Fabrication: Jewelry fabrication refers to the manipulation of mill products such as sheet, wire, and tubing to create handmade jewelry. Fabrication is an additive process by which the structure is built up by individual components. The traditional goldsmith will even create mill products from grains of pure precious metals by alloying the precious metal to the desired fineness, or karat.
Wax Carving: Wax carving is a subtractive process where a jewelry model maker begins with a solid piece of wax and carves into it much like a sculptor. Jeweler’s wax can also be used similarly to fabrication methods, as wax models can be made from wax sheet and wax wire as well. Waxes are very delicate, often cast directly into metal for a one of a kind piece or to create a metal prototype.
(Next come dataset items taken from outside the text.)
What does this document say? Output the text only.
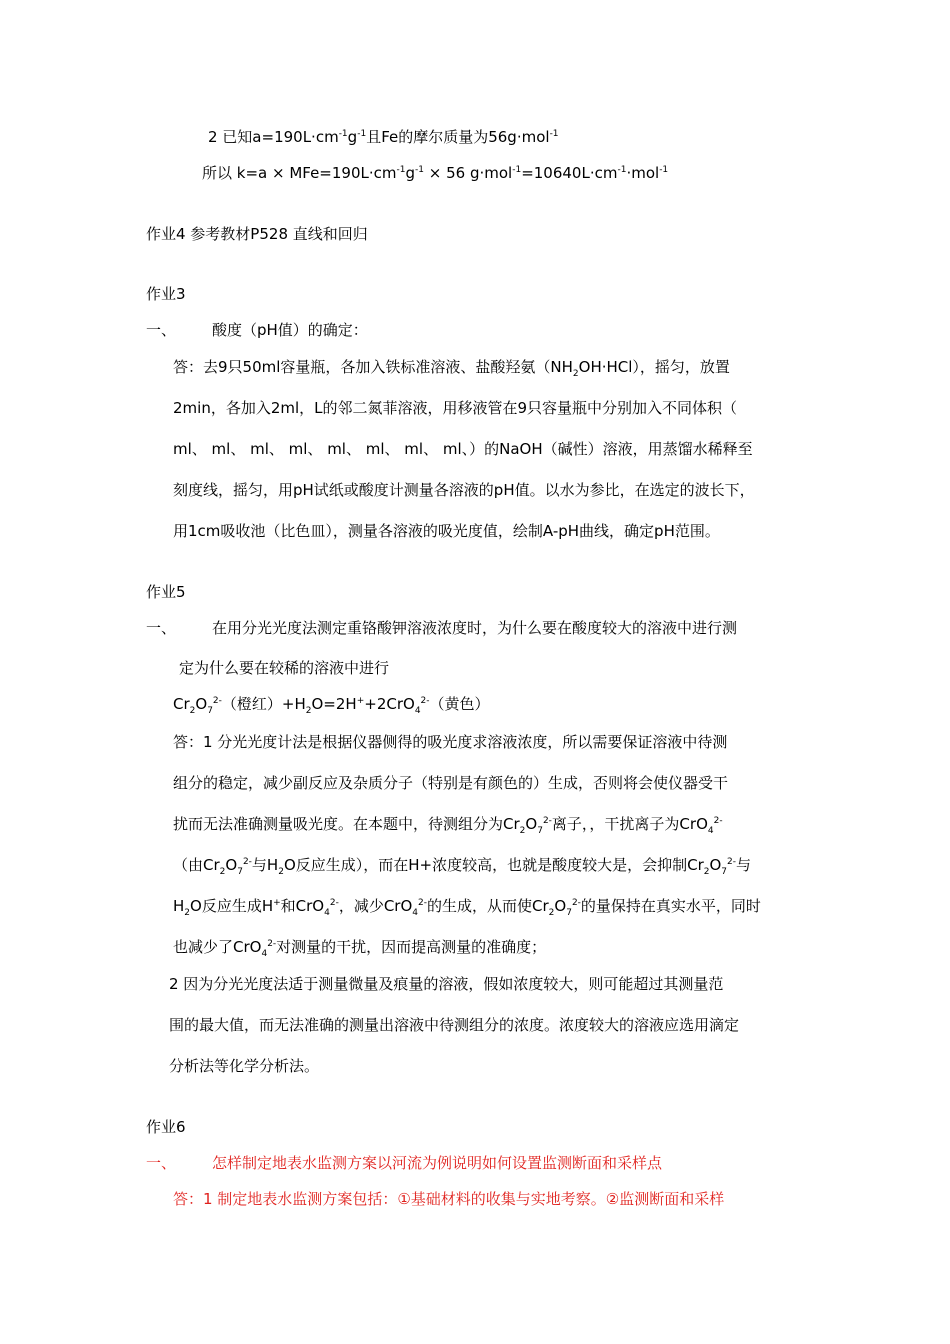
2 已知$a=190L\cdot cm^{-1}g^{-1}$且Fe的摩尔质量为56g·mol$^{-1}$
所以 $k=a \times MFe=190L\cdot cm^{-1}g^{-1} \times 56$ $g\cdot mol^{-1}=10640L\cdot cm^{-1}\cdot mol^{-1}$
作业4 参考教材P528 直线和回归
作业3
一、 酸度（pH值）的确定：
答：去9只50ml容量瓶，各加入铁标准溶液、盐酸羟氨$(NH_2OH\cdot HCl)$，摇匀，放置
2min，各加入2ml，L的邻二氮菲溶液，用移液管在9只容量瓶中分别加入不同体积（
ml、 ml、 ml、 ml、 ml、 ml、 ml、 ml、）的NaOH（碱性）溶液，用蒸馏水稀释至
刻度线，摇匀，用pH试纸或酸度计测量各溶液的pH值。以水为参比，在选定的波长下，
用1cm吸收池（比色皿），测量各溶液的吸光度值，绘制A-pH曲线，确定pH范围。
作业5
一、 在用分光光度法测定重铬酸钾溶液浓度时，为什么要在酸度较大的溶液中进行测
定为什么要在较稀的溶液中进行
$Cr_2O_7^{2-}$（橙红）$+H_2O=2H^++2CrO_4^{2-}$（黄色）
答：1 分光光度计法是根据仪器侧得的吸光度求溶液浓度，所以需要保证溶液中待测
组分的稳定，减少副反应及杂质分子（特别是有颜色的）生成，否则将会使仪器受干
扰而无法准确测量吸光度。在本题中，待测组分为$Cr_2O_7^{2-}$离子，，干扰离子为CrO$_4^{2-}$
（由$Cr_2O_7^{2-}$与$H_2O$反应生成），而在H+浓度较高，也就是酸度较大是，会抑制$Cr_2O_7^{2-}$与
$H_2O$反应生成H+和CrO$_4^{2-}$，减少CrO$_4^{2-}$的生成，从而使$Cr_2O_7^{2-}$的量保持在真实水平，同时
也减少了CrO$_4^{2-}$对测量的干扰，因而提高测量的准确度；
2 因为分光光度法适于测量微量及痕量的溶液，假如浓度较大，则可能超过其测量范
围的最大值，而无法准确的测量出溶液中待测组分的浓度。浓度较大的溶液应选用滴定
分析法等化学分析法。
作业6
一、 怎样制定地表水监测方案以河流为例说明如何设置监测断面和采样点
答：1 制定地表水监测方案包括：①基础材料的收集与实地考察。②监测断面和采样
Casting: A process by which multiple pieces of jewelry can be made at one time, casting replaces a wax form with metal. Referred to as “lost wax casting” the steps include mold making, wax injection, investing, burn out, casting, and finishing. Casting is commonly used for single one of a kind pieces as well as large volume production.
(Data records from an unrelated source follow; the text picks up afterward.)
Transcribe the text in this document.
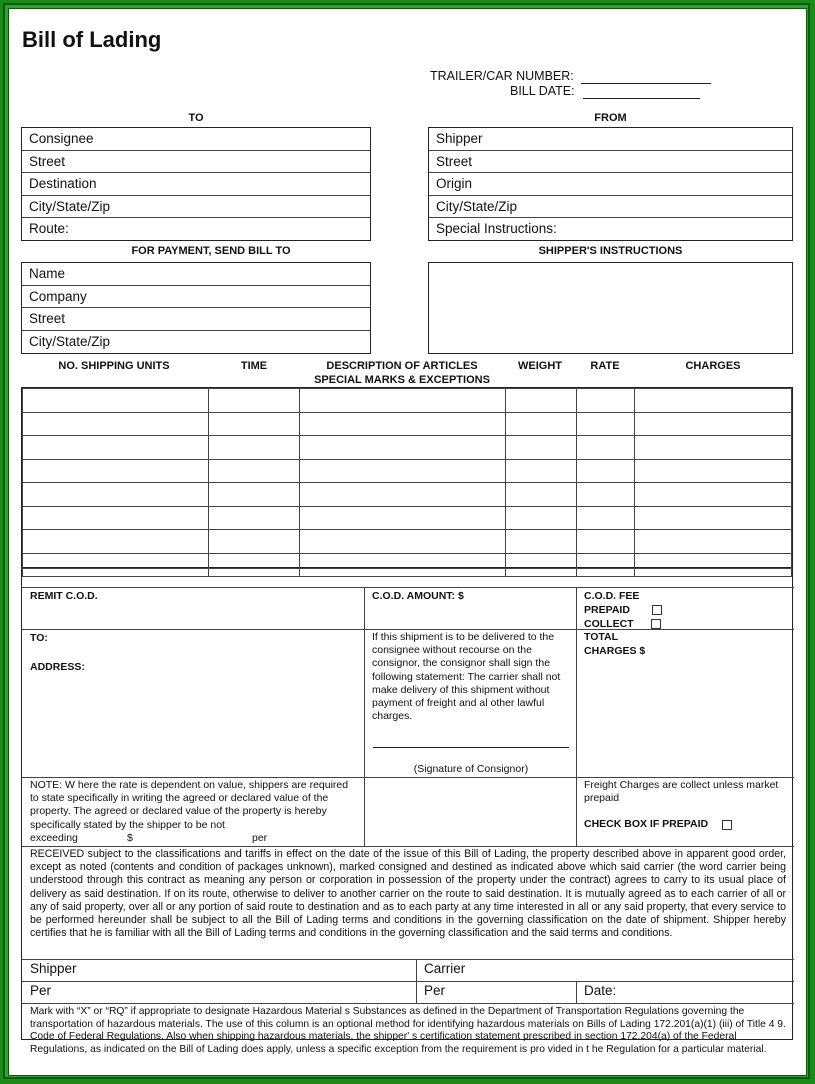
Bill of Lading
TRAILER/CAR NUMBER:
BILL DATE:
TO	FROM
Consignee
Street
Destination
City/State/Zip
Route:
Shipper
Street
Origin
City/State/Zip
Special Instructions:
FOR PAYMENT, SEND BILL TO	SHIPPER'S INSTRUCTIONS
Name
Company
Street
City/State/Zip
NO. SHIPPING UNITS	TIME	DESCRIPTION OF ARTICLES
SPECIAL MARKS & EXCEPTIONS
WEIGHT	RATE	CHARGES

REMIT C.O.D.	C.O.D. AMOUNT: $	C.O.D. FEE
PREPAID
COLLECT
TO:
ADDRESS:
If this shipment is to be delivered to the consignee without recourse on the consignor, the consignor shall sign the following statement: The carrier shall not make delivery of this shipment without payment of freight and al other lawful charges.
(Signature of Consignor)
TOTAL
CHARGES $
NOTE: W here the rate is dependent on value, shippers are required to state specifically in writing the agreed or declared value of the property. The agreed or declared value of the property is hereby specifically stated by the shipper to be not
exceeding	$	per
Freight Charges are collect unless market prepaid
CHECK BOX IF PREPAID
RECEIVED subject to the classifications and tariffs in effect on the date of the issue of this Bill of Lading, the property described above in apparent good order, except as noted (contents and condition of packages unknown), marked consigned and destined as indicated above which said carrier (the word carrier being understood through this contract as meaning any person or corporation in possession of the property under the contract) agrees to carry to its usual place of delivery as said destination. If on its route, otherwise to deliver to another carrier on the route to said destination. It is mutually agreed as to each carrier of all or any of said property, over all or any portion of said route to destination and as to each party at any time interested in all or any said property, that every service to be performed hereunder shall be subject to all the Bill of Lading terms and conditions in the governing classification on the date of shipment. Shipper hereby certifies that he is familiar with all the Bill of Lading terms and conditions in the governing classification and the said terms and conditions.
Shipper	Carrier
Per	Per	Date:
Mark with “X” or “RQ” if appropriate to designate Hazardous Material s Substances as defined in the Department of Transportation Regulations governing the transportation of hazardous materials. The use of this column is an optional method for identifying hazardous materials on Bills of Lading 172.201(a)(1) (iii) of Title 4 9. Code of Federal Regulations. Also when shipping hazardous materials, the shipper' s certification statement prescribed in section 172.204(a) of the Federal Regulations, as indicated on the Bill of Lading does apply, unless a specific exception from the requirement is pro vided in t he Regulation for a particular material.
Die striking: Die striking uses metal molds through which metal is pushed by pneumatic force. The advantages of die striking include great uniformity in pieces and durability of the metal molds used. Many jewelry components such as settings for stones and clasps are made by die striking. Metal molds are expensive to produce, so this method is suitable for large volume production.
Soldering: When a piece of jewelry consists of multiple components, they are often connected through soldering. A jeweler will use a torch to heat the components and then introduce a filler material, usually a similar precious metal alloy with a slightly lower melting temperature to create a bond. The resulting connection is called a solder joint and is a common way to create jewelry. Soldering can be done by hand with a torch or in large batches in a high temperature oven called a kiln.
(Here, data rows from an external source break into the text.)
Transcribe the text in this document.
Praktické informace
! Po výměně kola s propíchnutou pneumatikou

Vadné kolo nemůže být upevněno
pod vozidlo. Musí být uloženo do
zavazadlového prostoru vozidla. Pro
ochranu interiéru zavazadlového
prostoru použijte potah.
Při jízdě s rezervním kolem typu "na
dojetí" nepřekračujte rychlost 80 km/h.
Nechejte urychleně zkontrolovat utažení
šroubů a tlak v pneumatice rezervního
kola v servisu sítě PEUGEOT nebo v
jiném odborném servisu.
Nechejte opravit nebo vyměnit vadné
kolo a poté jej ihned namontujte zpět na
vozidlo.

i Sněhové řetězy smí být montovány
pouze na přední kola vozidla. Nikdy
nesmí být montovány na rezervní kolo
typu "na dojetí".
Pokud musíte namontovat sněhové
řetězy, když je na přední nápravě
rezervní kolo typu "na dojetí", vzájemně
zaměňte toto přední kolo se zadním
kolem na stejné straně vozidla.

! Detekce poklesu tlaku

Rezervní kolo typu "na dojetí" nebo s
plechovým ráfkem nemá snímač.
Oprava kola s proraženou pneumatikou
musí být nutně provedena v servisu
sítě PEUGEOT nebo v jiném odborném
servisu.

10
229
Laser Welding: Sometimes, it is not possible to solder on a piece of jewelry. Dissimilar metals or vulnerable gemstones make laser welding an attractive alternative method of joining or repairing jewelry components. An acronym for light amplification by stimulated emission of radiation, lasers are now widely used in jewelry making for a variety of applications included repairing porosity in castings, joining components, and repair to name a just a few.
Stone setting: Commonly done by hand, it is possible for calibrated gemstones to be set mechanically as well. Stone setting varies in its complexity, but most jewelry will contain one or more of five dominant stone setting techniques: prong setting, bezel setting, pavé setting, channel setting, and flush setting. Each one f these different techniques has multiple variations within them.
Finishing: The final look of a piece of jewelry is achieved by its finish. Common finishing techniques include high polish which imparts a bright luster, satin or matte finish which is more subtle and good for pieces with texture, oxidation, which gives an antique appearance, and patina which brings out colorful surface treatments in the metal. Finishing is often done by hand but can also be done mechanically in large batches by a process known as tumbling.
Your piece of jewelry has likely been created through several of these processes. Gems mined from the earth, cut and polished by a lapidary can be set into a hand fabricated ring soldered together with die struck components. Did you ever consider how complex jewelry making can be? Does it give you a deeper appreciation for what you can expect to pay for your jewelry? We are curious to know.